Gérald Darmanin a évoqué un trou de "4  à 5 milliards d'euros" pour passer sous les 3% du PIB.

Gérald Darmanin a évoqué un trou de "4 à 5 milliards d'euros" pour passer sous les 3% du PIB. - BFMTV - RMC

Invité de BFMTV- RMC ce vendredi, le ministre de l'Action et des Comptes publics est revenu sur le rapport de la Cour des comptes publié la veille. Il a assuré que l'objectif de réduire le déficit à moins de 3% du PIB cette année serait tenu. Mais il n'a pas donné de détails sur les futures économies.

8 milliards d'euros. Voilà le dérapage qu'a révélé jeudi le rapport sur la situation et les perspectives des finances publiques de la Cour des comptes. Si rien n'est fait, le déficit serait alors de 3,2% du PIB cette année, loin des 2,8% visés par le précédent gouvernement, selon la Cour. Cette dernière a sévèrement épinglé la gestion de l'exécutif de François Hollande.

Invité de BFMTV-RMC ce vendredi, le ministre de l'Action et des Comptes publics Gérald Darmanin est revenu sur ce rapport. Il a évoqué "un audit extrêmement alarmant sur le fond et sur la forme. Sur la forme, jamais la Cour des comptes n'avait utilisé les termes 'insincérité' ou 'biais de construction'".

"C'est un moment grave qui nous oblige à présenter des documents vrais avec des vrais chiffres au Parlement, c'est-à-dire aux Français, et à la Commission (européenne, NDLR)", a-t-il ajouté.

"Dire la vérité sur la maladie"

En ce sens Gérald Darmanin convoquera dès le 6 juillet prochain à Bercy les parlementaires et les partenaires sociaux pour "dire la vérité sur la maladie", à savoir "la trop grande dépense publique". 

Est-ce à dire que le gouvernement de François Hollande avait lui menti aux Français? "Cela veut dire que notre gouvernement précédent a arrangé la vérité avec une partie des chiffres, c'est ce que dit la Cour des comptes", a répondu Gérald Darmanin. "Nous allons rétablir la vérité des comptes", a-t-il assuré. 
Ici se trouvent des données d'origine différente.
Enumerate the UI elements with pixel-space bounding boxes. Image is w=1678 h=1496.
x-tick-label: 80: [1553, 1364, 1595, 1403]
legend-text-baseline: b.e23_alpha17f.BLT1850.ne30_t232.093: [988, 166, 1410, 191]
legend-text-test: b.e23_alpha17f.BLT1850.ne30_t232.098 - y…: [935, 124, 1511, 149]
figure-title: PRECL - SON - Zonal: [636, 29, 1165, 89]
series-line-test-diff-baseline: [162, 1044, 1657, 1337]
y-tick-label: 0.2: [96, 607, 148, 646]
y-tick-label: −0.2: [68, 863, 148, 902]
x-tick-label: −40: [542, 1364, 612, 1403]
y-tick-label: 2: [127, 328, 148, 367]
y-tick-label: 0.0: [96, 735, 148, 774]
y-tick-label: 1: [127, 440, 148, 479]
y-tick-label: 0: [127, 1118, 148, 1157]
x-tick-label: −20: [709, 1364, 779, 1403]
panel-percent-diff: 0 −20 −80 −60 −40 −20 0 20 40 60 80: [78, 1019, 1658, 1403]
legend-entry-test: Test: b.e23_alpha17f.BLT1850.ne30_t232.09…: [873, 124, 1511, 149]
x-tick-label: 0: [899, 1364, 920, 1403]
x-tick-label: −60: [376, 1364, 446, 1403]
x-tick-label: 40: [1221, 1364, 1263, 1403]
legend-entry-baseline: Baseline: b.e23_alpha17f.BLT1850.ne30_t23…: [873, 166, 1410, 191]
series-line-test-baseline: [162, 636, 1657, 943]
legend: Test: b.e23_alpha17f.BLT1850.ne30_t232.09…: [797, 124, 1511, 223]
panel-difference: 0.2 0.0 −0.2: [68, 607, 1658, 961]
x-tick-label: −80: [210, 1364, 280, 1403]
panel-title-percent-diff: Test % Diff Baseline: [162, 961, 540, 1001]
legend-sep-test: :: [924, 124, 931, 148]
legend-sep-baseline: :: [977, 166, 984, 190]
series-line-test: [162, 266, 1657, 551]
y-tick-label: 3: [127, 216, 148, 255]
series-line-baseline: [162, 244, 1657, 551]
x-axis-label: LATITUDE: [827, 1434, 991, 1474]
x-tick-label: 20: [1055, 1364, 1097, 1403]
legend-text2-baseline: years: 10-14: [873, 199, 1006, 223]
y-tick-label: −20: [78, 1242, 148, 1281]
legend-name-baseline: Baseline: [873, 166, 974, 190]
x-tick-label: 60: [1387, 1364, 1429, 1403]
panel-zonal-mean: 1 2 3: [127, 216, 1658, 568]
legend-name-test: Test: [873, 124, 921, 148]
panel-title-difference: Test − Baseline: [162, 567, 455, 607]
Outre cette transparence, le ministre de l'Action et des Comptes publics a assuré que le gouvernement arriverait à 3% de déficit cette année. "Depuis 2008, nous sommes au-dessus de ces 3%. Depuis 1974, bien avant ma naissance, nous sommes dans un budget en déséquilibre. Aujourd'hui nous allons tenir la promesse de la France de revenir à ces 3% de déficit", a-t-il poursuivi, indiquant qu'il manque "entre 4 et 5 milliards d'euros" pour y arriver. 

Pas de hausses d'impôts

Gérald Darmanin a une nouvelle fois écarté toute hausse d'impôts pour arriver à ce but. "On le fera rien qu'avec des économies. Et jamais un gouvernement de la Ve République n'a trouvé 4 à 5 milliards d'économies en plein milieu d'année. C'est extrêmement difficile mais on le fera", a-t-il martelé.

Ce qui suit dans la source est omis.